Pemba looks at him somewhat shyly, the deadlock now also dawning on him.

-'I'm glad it ended up with him,' I silence the brash bidder. 'At least now it won't end up as a pepper and salt shaker in some kitchen in Bussum. But Pemba, you sell it, please, tell me your price.’


He nods, but I notice him thinking: at what cost?


Then, he puts a graceful spin on it.


'Maybe exchange?’

- ‘Great! Good idea.’

A few weeks later, Pemba walks in again.


Other former refugees have sent him, I suspect, to enquire about the price of a set of Tibetan teacups.

I bought them in Nepal in the 1990s. Once these kinds of items leave the shop, they seem to become antiques on the doorstep.

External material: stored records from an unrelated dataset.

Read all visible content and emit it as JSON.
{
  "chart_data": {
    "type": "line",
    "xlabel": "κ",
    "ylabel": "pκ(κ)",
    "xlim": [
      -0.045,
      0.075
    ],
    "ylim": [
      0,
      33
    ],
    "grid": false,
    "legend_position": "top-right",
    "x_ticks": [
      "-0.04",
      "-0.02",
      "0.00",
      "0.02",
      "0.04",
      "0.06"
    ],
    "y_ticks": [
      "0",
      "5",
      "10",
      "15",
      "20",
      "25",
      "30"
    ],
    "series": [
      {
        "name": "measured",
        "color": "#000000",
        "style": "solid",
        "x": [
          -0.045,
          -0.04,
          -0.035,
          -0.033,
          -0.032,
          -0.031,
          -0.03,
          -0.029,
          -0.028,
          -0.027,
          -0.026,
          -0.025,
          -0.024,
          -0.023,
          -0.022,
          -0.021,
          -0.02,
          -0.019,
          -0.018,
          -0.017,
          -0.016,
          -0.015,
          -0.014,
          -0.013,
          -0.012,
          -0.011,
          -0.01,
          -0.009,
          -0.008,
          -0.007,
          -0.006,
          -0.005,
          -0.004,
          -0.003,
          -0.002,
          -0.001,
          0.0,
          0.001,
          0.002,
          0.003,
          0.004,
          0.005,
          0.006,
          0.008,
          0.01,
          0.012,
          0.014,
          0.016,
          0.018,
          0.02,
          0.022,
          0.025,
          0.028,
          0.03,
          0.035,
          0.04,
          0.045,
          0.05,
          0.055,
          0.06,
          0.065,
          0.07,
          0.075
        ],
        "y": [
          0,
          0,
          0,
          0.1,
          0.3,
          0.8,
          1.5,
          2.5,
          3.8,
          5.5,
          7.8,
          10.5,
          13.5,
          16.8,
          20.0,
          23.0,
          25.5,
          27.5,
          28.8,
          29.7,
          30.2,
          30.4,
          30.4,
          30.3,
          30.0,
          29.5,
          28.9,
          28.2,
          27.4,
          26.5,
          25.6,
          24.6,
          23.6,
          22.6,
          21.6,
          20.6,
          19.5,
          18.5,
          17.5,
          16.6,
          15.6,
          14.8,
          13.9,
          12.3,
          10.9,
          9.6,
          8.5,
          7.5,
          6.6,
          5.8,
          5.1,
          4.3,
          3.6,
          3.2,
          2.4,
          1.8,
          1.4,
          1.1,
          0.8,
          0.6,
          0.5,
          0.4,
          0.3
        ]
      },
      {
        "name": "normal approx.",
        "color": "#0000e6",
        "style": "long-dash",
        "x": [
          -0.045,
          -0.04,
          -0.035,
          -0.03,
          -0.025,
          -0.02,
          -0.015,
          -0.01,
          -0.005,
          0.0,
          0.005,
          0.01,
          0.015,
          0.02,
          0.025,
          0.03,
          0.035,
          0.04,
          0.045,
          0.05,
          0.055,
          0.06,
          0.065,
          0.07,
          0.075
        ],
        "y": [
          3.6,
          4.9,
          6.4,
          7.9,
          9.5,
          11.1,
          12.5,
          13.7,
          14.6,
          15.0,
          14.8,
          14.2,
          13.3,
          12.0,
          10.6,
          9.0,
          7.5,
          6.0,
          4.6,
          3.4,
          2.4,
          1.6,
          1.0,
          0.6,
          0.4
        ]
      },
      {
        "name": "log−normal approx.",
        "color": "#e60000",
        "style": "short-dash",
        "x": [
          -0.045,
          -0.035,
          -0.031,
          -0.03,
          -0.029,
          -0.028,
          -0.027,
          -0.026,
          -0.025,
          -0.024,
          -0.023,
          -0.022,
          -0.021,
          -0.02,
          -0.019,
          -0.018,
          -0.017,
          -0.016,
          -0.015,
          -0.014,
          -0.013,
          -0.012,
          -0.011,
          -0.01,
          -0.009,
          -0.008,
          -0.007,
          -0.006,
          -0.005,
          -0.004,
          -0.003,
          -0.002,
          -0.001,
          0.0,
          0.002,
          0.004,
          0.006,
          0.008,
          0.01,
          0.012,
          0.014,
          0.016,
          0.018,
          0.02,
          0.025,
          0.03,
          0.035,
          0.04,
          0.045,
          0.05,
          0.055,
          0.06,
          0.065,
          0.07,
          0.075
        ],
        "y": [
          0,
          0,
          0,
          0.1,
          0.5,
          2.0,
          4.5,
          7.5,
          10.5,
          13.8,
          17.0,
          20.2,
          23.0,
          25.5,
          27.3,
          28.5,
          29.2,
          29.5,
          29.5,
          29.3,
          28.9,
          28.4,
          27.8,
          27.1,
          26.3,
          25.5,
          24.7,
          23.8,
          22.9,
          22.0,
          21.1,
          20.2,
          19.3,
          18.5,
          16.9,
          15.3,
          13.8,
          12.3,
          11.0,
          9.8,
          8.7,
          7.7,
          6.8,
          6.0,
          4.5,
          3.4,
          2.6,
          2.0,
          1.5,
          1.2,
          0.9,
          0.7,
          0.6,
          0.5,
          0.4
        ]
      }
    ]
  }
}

The other Tibetans in Pemba's group assume that he, being naturally sympathetic, will be able to negotiate a better price.

- ‘Those teacups are made of good silver. Just like your small jar,’ I add casually.

‘You mean small jar? You want?’ he counters.

- ‘Exchange for what?’

‘You have Tibetan beads, old turquoise?’


Ah, you've thought this through, I laugh inside. This way, you let me set the price myself – down to the gram.


- ‘Okay.’

You wonder how the smooth bands between the gilded rings remained unscathed. Perhaps it was also a kind of salt shaker for the monks – not for use in the kitchen, but on the altar.


It's in my home now - until the day the wallpaper behind it changes, I guess.

I cannot explain to him what the jar reminds me of, what it symbolises to me. I know of no other religious culture in which monks were so inventive in devising ritual trinkets and knick-knacks during their many idle hours. Their imaginative religious paraphernalia are invariably larded with symbols that emphasise their spiritual function.

24 sept 2025

Also thangka-paintings take on a similar shape.